Dans la matinée du cinquième jour, après avoir traversé la plaine et franchi des collines aux pentes douces, nous aperçûmes les Karpathes qui s’élevaient vers le ciel comme une fumée bleuâtre. La même nuit, nous pénétrâmes dans leur enceinte sacrée. Le chemin était rude, entrecoupé de racines, de buissons, de pierres et de ruisseaux. Vers minuit, nous descendîmes dans une vallée cultivée, à travers un village de Houzoules[6]. En me baissant près d’une fontaine pour boire, je remarquai un objet qui brillait sous la lune : c’était une hache laissée sur une bille de bois. Je la pris et mis à sa place les quarante kreutzers qui restaient dans ma poche.
Lorsque le soleil se leva lentement, comme avec effort, au-dessus des rochers surmontés de bois superbes, nous étions saufs. La forêt primitive nous avait accueillis ; autour de nous s’étendait la solitude sans route frayée, silencieuse comme la mort. Nous nous trouvions sur l’un des points les plus méridionaux de la Gallicie qui s’enfonce à cet endroit entre la Hongrie et la Bukowine. En Hongrie régnaient un autre gouvernement et d’autres lois. Nous pouvions donc, si un nouveau péril venait nous menacer, imiter les haydamaks qui cherchaient refuge en Hongrie lorsqu’on les poursuivait dans leur pays, et qui franchissaient de nouveau les poteaux noirs et jaunes de la frontière aussitôt que les pandours étaient sur leurs traces. À l’abri des chênes séculaires qui ombrageaient un épais tapis de mousse, nous goûtâmes jusqu’à midi un sommeil paisible pour la première fois, car nous avions laissé le danger derrière nous. Au réveil, après avoir déjeuné de noisettes et de myrtilles, nous continuâmes notre marche. Il fallait gravir des escarpements abruptes, des rochers glissants, et passer quelquefois d’un arbre à l’autre, dans les endroits où le terrain était impraticable.
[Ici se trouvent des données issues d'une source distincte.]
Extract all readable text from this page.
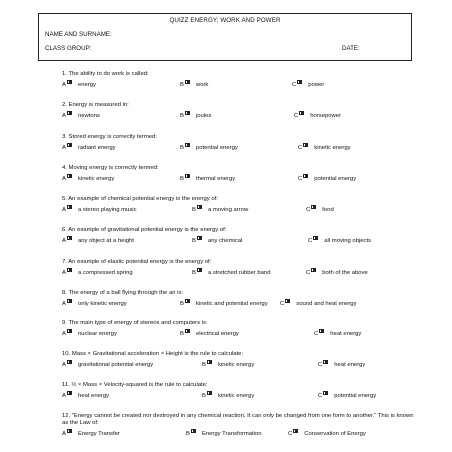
QUIZZ ENERGY; WORK AND POWER
NAME AND SURNAME:
CLASS GROUP:	DATE:
1. The ability to do work is called:
A energy	B work	C power
2. Energy is measured in:
A newtons	B joules	C horsepower
3. Stored energy is correctly termed:
A radiant energy	B potential energy	C kinetic energy
4. Moving energy is correctly termed:
A kinetic energy	B thermal energy	C potential energy
5. An example of chemical potential energy is the energy of:
A a stereo playing music	B a moving arrow	C food
6. An example of gravitational potential energy is the energy of:
A any object at a height	B any chemical	C all moving objects
7. An example of elastic potential energy is the energy of:
A a compressed spring	B a stretched rubber band	C both of the above
8. The energy of a ball flying through the air is:
A only kinetic energy	B kinetic and potential energy C sound and heat energy
9. The main type of energy of stereos and computers is:
A nuclear energy	B electrical energy	C heat energy
10. Mass × Gravitational acceleration × Height is the rule to calculate:
A gravitational potential energy	B kinetic energy	C heat energy
11. ½ × Mass × Velocity-squared is the rule to calculate:
A heat energy	B kinetic energy	C potential energy
12. "Energy cannot be created nor destroyed in any chemical reaction. It can only be changed from one form to another." This is known as the Law of:
A Energy Transfer	B Energy Transformation	C Conservation of Energy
Avant le coucher du soleil, nous avions gagné la cime plate d’une grande montagne boisée. Soudain un édifice immense se dressa devant nous au-dessus des sapins noirs ; on eût dit un palais tout en or. Lorsque les rayons trompeurs du soleil commencèrent à s’éteindre, il nous sembla voir des ruines colossales perdues au milieu de la forêt. Aucun oiseau ne chantait, aucun papillon ne voltigeait dans l’air limpide. Les chênes gigantesques formaient des voûtes sombres comme celles d’une cathédrale ; ils s’entremêlaient à de sveltes bouleaux vêtus de satin blanc comme des fiancées ; une noire muraille de sapins environnait le tout ; à nos pieds s’ouvrait un ravin qui séparait deux montagnes. L’une de ces montagnes n’était qu’une noire pyramide de sapins, l’autre portait les ruines qui avaient attiré notre attention ; toute la profondeur semblait remplie de framboisiers, de genévriers, de noisetiers, de gentianes et de véroniques ; on entendait le murmure d’une source ; le chien descendit, nous le suivîmes. Sous une pente rocheuse jaillissaient des eaux magnifiques.